Il nous intéresse par son caractère amphibie, le côté scientifique et le côté littéraire, et il nous intéresse d’autant plus que notre théâtre, littéraire par vocation, cherche, depuis quelques années et quelques spectacles à être en résonance avec la science et la technique dont il est le contemporain, à s’en faire l’écho poétique, si ce n’est pas prétentieux de le dire. Qu’on me permette d’ajouter que cette démarche est, contrairement à une tradition anglo-saxonne plus riche en ce domaine, assez rare en Europe continentale. Cela signifie aussi que notre intérêt n’est pas seulement historique masi qu’il nous importait aussi d’examiner l’héritage de Sophie et de savoir ce que les scientifiques d’aujourd’hui pouvaient en faire.
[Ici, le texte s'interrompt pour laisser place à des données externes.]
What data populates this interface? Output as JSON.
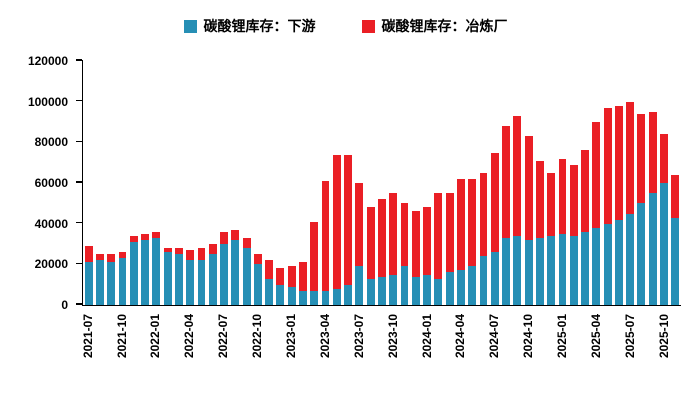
{
  "chart_data": {
    "type": "bar",
    "stacked": true,
    "title": "",
    "xlabel": "",
    "ylabel": "",
    "grid": false,
    "legend_position": "top",
    "ylim": [
      0,
      120000
    ],
    "yticks": [
      0,
      20000,
      40000,
      60000,
      80000,
      100000,
      120000
    ],
    "label_every": 3,
    "categories": [
      "2021-07",
      "2021-08",
      "2021-09",
      "2021-10",
      "2021-11",
      "2021-12",
      "2022-01",
      "2022-02",
      "2022-03",
      "2022-04",
      "2022-05",
      "2022-06",
      "2022-07",
      "2022-08",
      "2022-09",
      "2022-10",
      "2022-11",
      "2022-12",
      "2023-01",
      "2023-02",
      "2023-03",
      "2023-04",
      "2023-05",
      "2023-06",
      "2023-07",
      "2023-08",
      "2023-09",
      "2023-10",
      "2023-11",
      "2023-12",
      "2024-01",
      "2024-02",
      "2024-03",
      "2024-04",
      "2024-05",
      "2024-06",
      "2024-07",
      "2024-08",
      "2024-09",
      "2024-10",
      "2024-11",
      "2024-12",
      "2025-01",
      "2025-02",
      "2025-03",
      "2025-04",
      "2025-05",
      "2025-06",
      "2025-07",
      "2025-08",
      "2025-09",
      "2025-10",
      "2025-11"
    ],
    "series": [
      {
        "name": "碳酸锂库存：下游",
        "color": "#268fb5",
        "values": [
          21000,
          22000,
          21000,
          23000,
          31000,
          32000,
          33000,
          26000,
          25000,
          22000,
          22000,
          25000,
          30000,
          32000,
          28000,
          20000,
          13000,
          10000,
          9000,
          7000,
          7000,
          7000,
          8000,
          10000,
          19000,
          13000,
          14000,
          15000,
          19000,
          14000,
          15000,
          13000,
          16000,
          17000,
          19000,
          24000,
          26000,
          33000,
          34000,
          32000,
          33000,
          34000,
          35000,
          34000,
          36000,
          38000,
          40000,
          42000,
          45000,
          50000,
          55000,
          60000,
          43000
        ]
      },
      {
        "name": "碳酸锂库存：冶炼厂",
        "color": "#ea1f25",
        "values": [
          8000,
          3000,
          4000,
          3000,
          3000,
          3000,
          3000,
          2000,
          3000,
          5000,
          6000,
          5000,
          6000,
          5000,
          5000,
          5000,
          9000,
          8000,
          10000,
          14000,
          34000,
          54000,
          66000,
          64000,
          41000,
          35000,
          38000,
          40000,
          31000,
          32000,
          33000,
          42000,
          39000,
          45000,
          43000,
          41000,
          49000,
          55000,
          59000,
          51000,
          38000,
          31000,
          37000,
          35000,
          40000,
          52000,
          57000,
          56000,
          55000,
          44000,
          40000,
          24000,
          21000
        ]
      }
    ]
  }
}
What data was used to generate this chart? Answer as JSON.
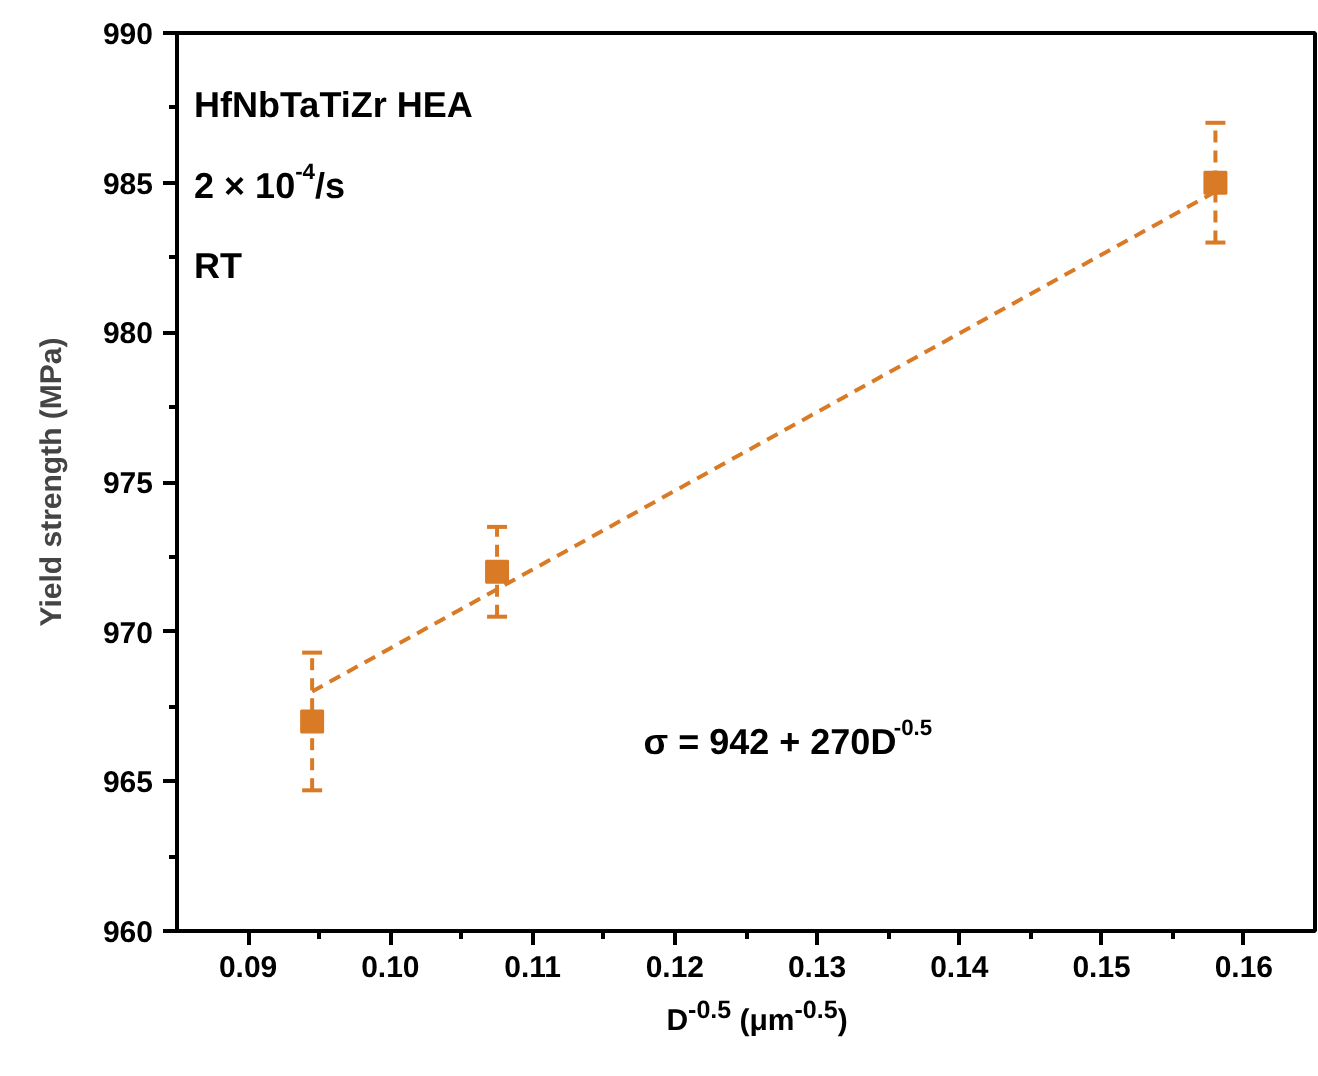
{
  "chart_data": {
    "type": "scatter",
    "xlabel": "D$^{-0.5}$ (μm$^{-0.5}$)",
    "ylabel": "Yield strength (MPa)",
    "xlim": [
      0.085,
      0.165
    ],
    "xticks": [
      0.09,
      {
        "value": 0.1,
        "label": "0.10"
      },
      0.11,
      0.12,
      0.13,
      0.14,
      0.15,
      0.16
    ],
    "ylim": [
      960,
      990
    ],
    "yticks": [
      960,
      965,
      970,
      975,
      980,
      985,
      990
    ],
    "line_style": "dashed",
    "series": [
      {
        "color": "#d97a26",
        "marker": "square",
        "x": [
          0.0945,
          0.1075,
          0.158
        ],
        "values": [
          967,
          972,
          985
        ],
        "errors": [
          2.3,
          1.5,
          2
        ]
      },
      {
        "type": "line",
        "color": "#d97a26",
        "marker": "none",
        "x": [
          0.0945,
          0.158
        ],
        "values": [
          968,
          984.7
        ]
      }
    ],
    "annotations": [
      "HfNbTaTiZr HEA",
      "2 × 10$^{-4}$/s",
      "RT",
      "σ = 942 + 270D$^{-0.5}$"
    ]
  }
}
Tout ce qui précède explique pourquoi nous avons fait le choix de Sophie. Il faut maintenant dire un mot du comment. Notre démarche n’est délibérément pas imitative, notre esthétique n’est pas une esthétique de la représentation ; nous ne chercherons pas à construire une fable représentative où le personnage de Sophie K. s’incarnerait dans une comédienne bien choisie. Le théâtre ici n’est pas au service de l’illusion biographique : nous avons des doutes, plus que des doutes, sur la validité (artistique ou non) de tout projet biographique, projet d’une intenable maîtrise de la part du biographe qui veut qu’une vie obéisse à un plan, qu’une vie soit de part en part intelligible. Nous ne voulons pas réintroduire sournoisement un déterminisme à qui la science à cette époque est en traind e tordre le cou. Nous ne posons pas que la vie de cette femme disparue il y a 125 ans, ni que son œuvre mathématique par nature hors des prises d’un théâtre peu au fait des équations aux dérivées partielles ou des intégrales abéliennes dégénérées nous soient intelligibles et que nous pourrions rapprocher Sophie K de nous ; non, nous chercherons plutôt à nous approcher d’elle. Ce travail théâtral est un travail d’approche par les moyens propres du théâtre (trois comédiennes et un comédien en quête de Sophie K) prolongés par l’apport d’autres pratiques artistiques, comme ceux de la vidéo, de la musique électro-acoustique ou internet. Surtout ce spectacle sera l’occasion d’un commerce entre artistes et scientifiques dont le résultat ne sera pas une conversation académique ou mondaine mais quelque chose de fabriqué en commun : un spectacle.